FRANCISCO PRATAS
Há dúzia e meia de anos presidi, por um curto período de tempo, ao Núcleo de Poesia de Setúbal. Como seria de esperar numa associação daquele género, a qualidade dos poetas era bastante heterogénea.
Deram-me na vista os versos de Francisco Pratas, que me
pareceram seguidores da tradição da poesia popular portuguesa. Atento ao mundo que
o rodeia e às disfunções sociais, assertivo, crítico de costumes, Francisco
Pratas produziu uma extensa obra literária que continua inédita, no essencial. Anoto
aqui alguns dos seus poemas.
A AMIZADE
A amizade é um bem
De quem a dá e a tem
De um enorme valor,
Porque faz leve a alma,
Transmitindo uma calma
Conducente ao amor.
E o amor é capaz
De potenciar a paz
Geral e universal
De que o mundo precisa
Para fazer boa brisa
De tinhoso vendaval.
Se a colaboração
Vencer a competição,
O amor florescerá,
Para bem de toda a gente,
Até do delinquente,
Que o amor redimirá
Criemos um bom Sistema,
E o humano/problema
Amanhã deixa de ser,
Pois a pessoa é moldável
E o que tem de reprovável
A bom pode ascender.
VIVER BEM
Viver mais ou viver menos,
É matéria de somenos
Em termos de resultado,
Pois dois dias bem vividos
Valem mais que mil sofridos
Sem bons lá intervalados.
Donde há que fazer tudo
Para que o conteúdo
Da vida seja agradável,
Se possível, todo tempo,
Pois que já é contratempo
Um só dia detestável.
A dor física é terrível
E de doloroso nível
Também é a dor mental,
De forma que vale a pena
Manter luta não pequena
Por um conforto geral.
Evitar os conflitos
Que potenciem atritos
Duma qualquer natureza
É muito conveniente
Para dar vida contente,
Pois só essa tem beleza.
VIVER SOZINHO
Viver sozinho é duro,
E há que saber viver
Desse modo inseguro
Para equilíbrio haver.
Há que ter atividade
Física e ideal,
Para o processo geral
Manter a normalidade
Que dá tranquilidade,
E pensamento maduro
Que põe o cidadão puro
Para si e semelhantes,
Porque hoje, como dantes,
Viver
sozinho é duro.
Manter espírito livre
De elementos negativos,
A favor dos positivos,
Ameniza o declive
De quem isolado vive;
Donde há que empreender
Para vida sã se ter,
Porque a vida vale a pena
Muito mais se for serena,
E
há que saber viver.
Os convívios saudáveis
São uma obrigação
De quem não vive em vão;
E mistérios insondáveis
Não resultam agradáveis
Para vida com futuro
Em território seguro,
Dado que sem bom convívio
Aos males não vem alívio
Desse
modo inseguro.
Não há receitas gerais
Para uma vida boa,
Dado que cada pessoa
Têm traços especiais
Diferentes das demais,
Mas há todo um saber
Do que se pode fazer
Tido por boa medida,
A favor de humana vida,
Para
equilíbrio haver.
Francisco Pratas faz uso
de uma poesia rimada, alinhada habitualmente em quadras ou sextetos. Recorre
frequentemente às glosas. É sempre igual a si próprio. Julgo que os seus versos
se identificariam facilmente, mesmo que não os assinasse.

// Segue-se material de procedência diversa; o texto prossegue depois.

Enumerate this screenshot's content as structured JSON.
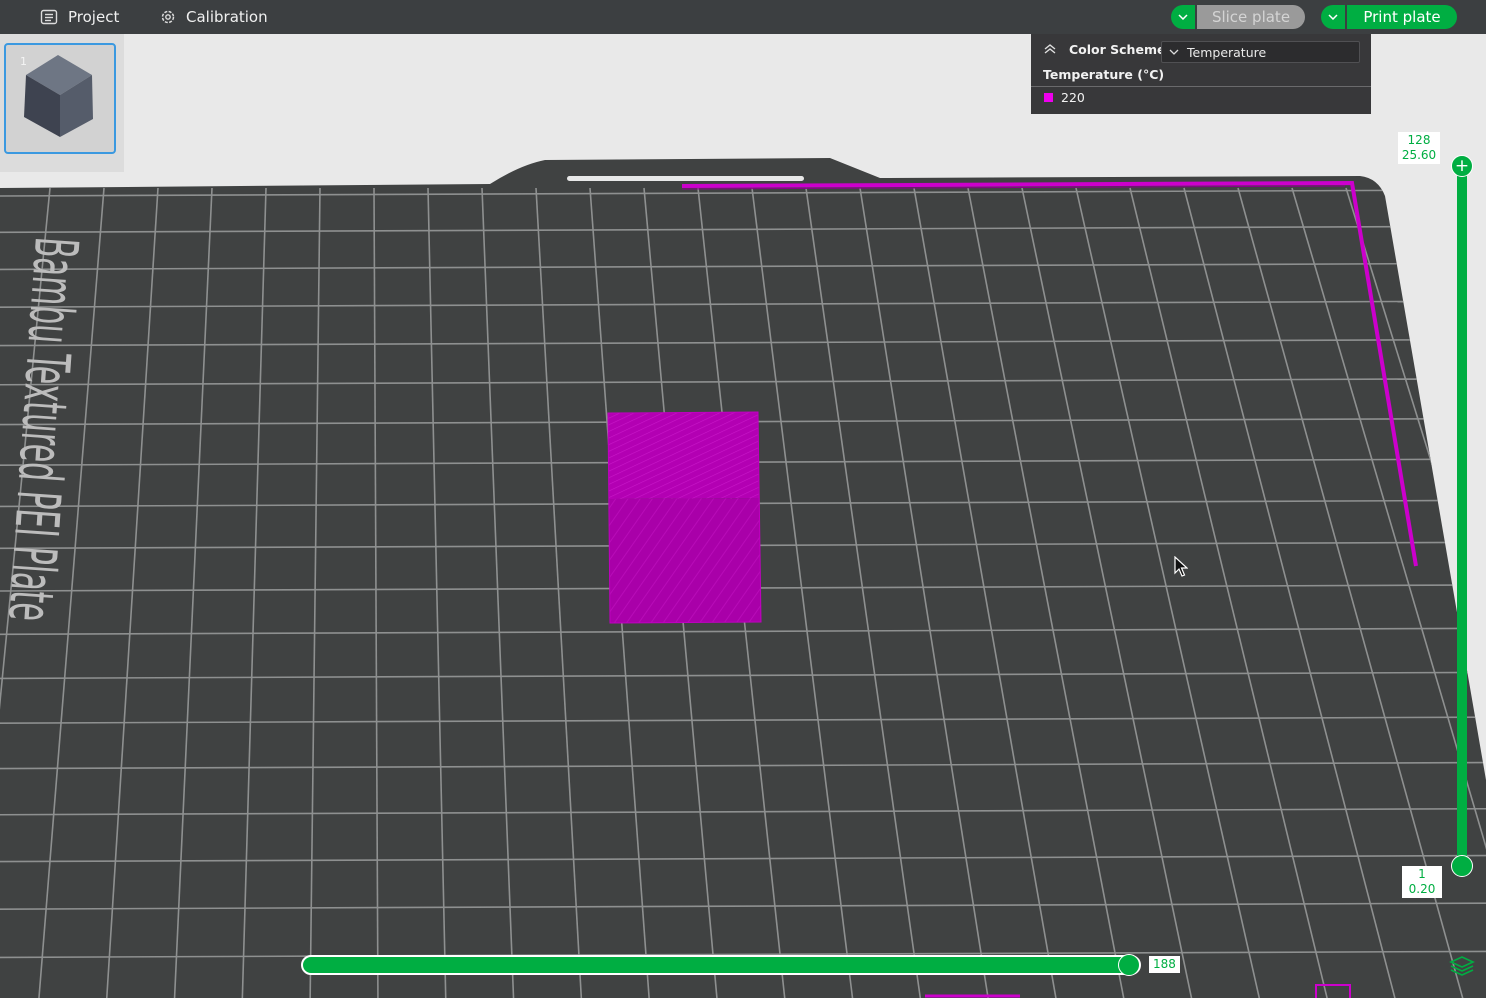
{
  "topbar": {
    "project_label": "Project",
    "calibration_label": "Calibration",
    "slice_label": "Slice plate",
    "print_label": "Print plate",
    "accent_color": "#00ae42"
  },
  "plate": {
    "thumbnail_number": "1",
    "bed_text": "Bambu Textured PEI Plate",
    "model_color": "#b000b0"
  },
  "legend": {
    "title": "Color Scheme",
    "scheme_value": "Temperature",
    "subtitle": "Temperature (°C)",
    "entries": [
      {
        "value": "220",
        "color": "#ee00ee"
      }
    ]
  },
  "layer_slider": {
    "top_layer": "128",
    "top_height": "25.60",
    "bottom_layer": "1",
    "bottom_height": "0.20"
  },
  "move_slider": {
    "value": "188"
  },
  "icons": [
    "project-icon",
    "calibration-icon",
    "chevron-down-icon",
    "collapse-icon",
    "layers-icon",
    "cursor-icon"
  ]
}
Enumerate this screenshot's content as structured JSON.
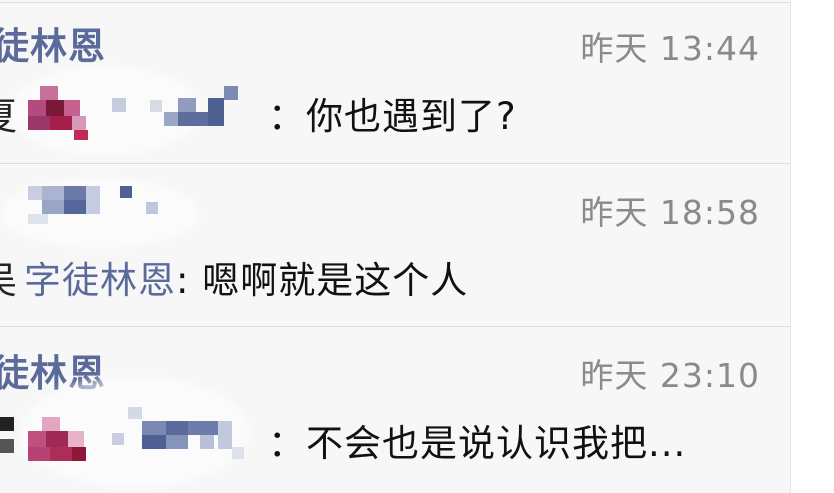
{
  "conversations": [
    {
      "sender_partial": "徒林恩",
      "time": "昨天 13:44",
      "preview_prefix_partial": "夏",
      "preview_text": "：你也遇到了?"
    },
    {
      "sender_partial": "",
      "time": "昨天 18:58",
      "preview_prefix_partial": "吴",
      "preview_name": "字徒林恩",
      "preview_text": ": 嗯啊就是这个人"
    },
    {
      "sender_partial": "徒林恩",
      "time": "昨天 23:10",
      "preview_prefix_partial": "",
      "preview_text": "：不会也是说认识我把..."
    }
  ]
}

Aproveitando um poema que,
recentemente, me dedicou, propus-me publicar neste espaço um artigo sobre a sua
obra e pedi-lhe uma pequena nota bibliográfica. Poeta que é, forneceu-ma em verso. Apresento-a,
truncada.
Em
Alcácer nasci eu
Em mil nove e quarenta,
E anos tenho oitenta,
Sendo que me aconteceu
Ter feito todo o liceu,
Mas foi-se pelo postigo
O meu projeto antigo
Que era ser engenheiro,
E contar isto inteiro
Para tal, mais eu direi:
Fui trabalhador rural
E, fugido desse mal,
Lá pela CP andei,
Onde carris alinhei,
Mas da pequena panela
Por lá não me livrei dela...
Melhorei na Portucel
Tenho opinião formada
Sobre o que ouço e vejo
E sobre tudo versejo
Pondo a minha colherada
A favor do camarada...
E a partir daí sigo
Desfrutando do abrigo
Da consciência tranquila,
E é defender campo e vila.
Trata-se de um poeta que teve acesso à
cultura, ao contrário de António Aleixo, que ele tanto admira. A poesia de
Francisco Pratas está impregnada de espírito cívico e de sentido de intervenção
social.
SABER VOTAR
Sabe-se
que quem "não vota
Porque todos são iguais"
Vota em quem faz batota
Desde tempos ancestrais.
E assim os de má-fé
Estão sempre no poder,
Prejudicando até
Quem os anda a eleger.
É preciso ensinar
Gente a pensar por si,
Para desarmadilhar
Tantos logros por aí.
O Sistema em vigor
Desde que o tempo é tempo,
É tempo de lhe opor
Decisivo contratempo.
Contratempo que será
Pôr neurónios na cabeça
Dos que têm palha lá
Em que a lógica tropeça.
Sob livre pensamento,
Ninguém dará o seu trigo
A quem nem por um momento
Cultivou esse amigo.
É também um homem que envelhece com a
amargura de ver pouco reconhecido o seu talento peculiar. Francisco Pratas escreveu
quase 9 mil poemas curtos e publicou apenas um punhado deles, em revistas e
coletâneas. As condições atuais do mercado livreiro não auguram nada de bom.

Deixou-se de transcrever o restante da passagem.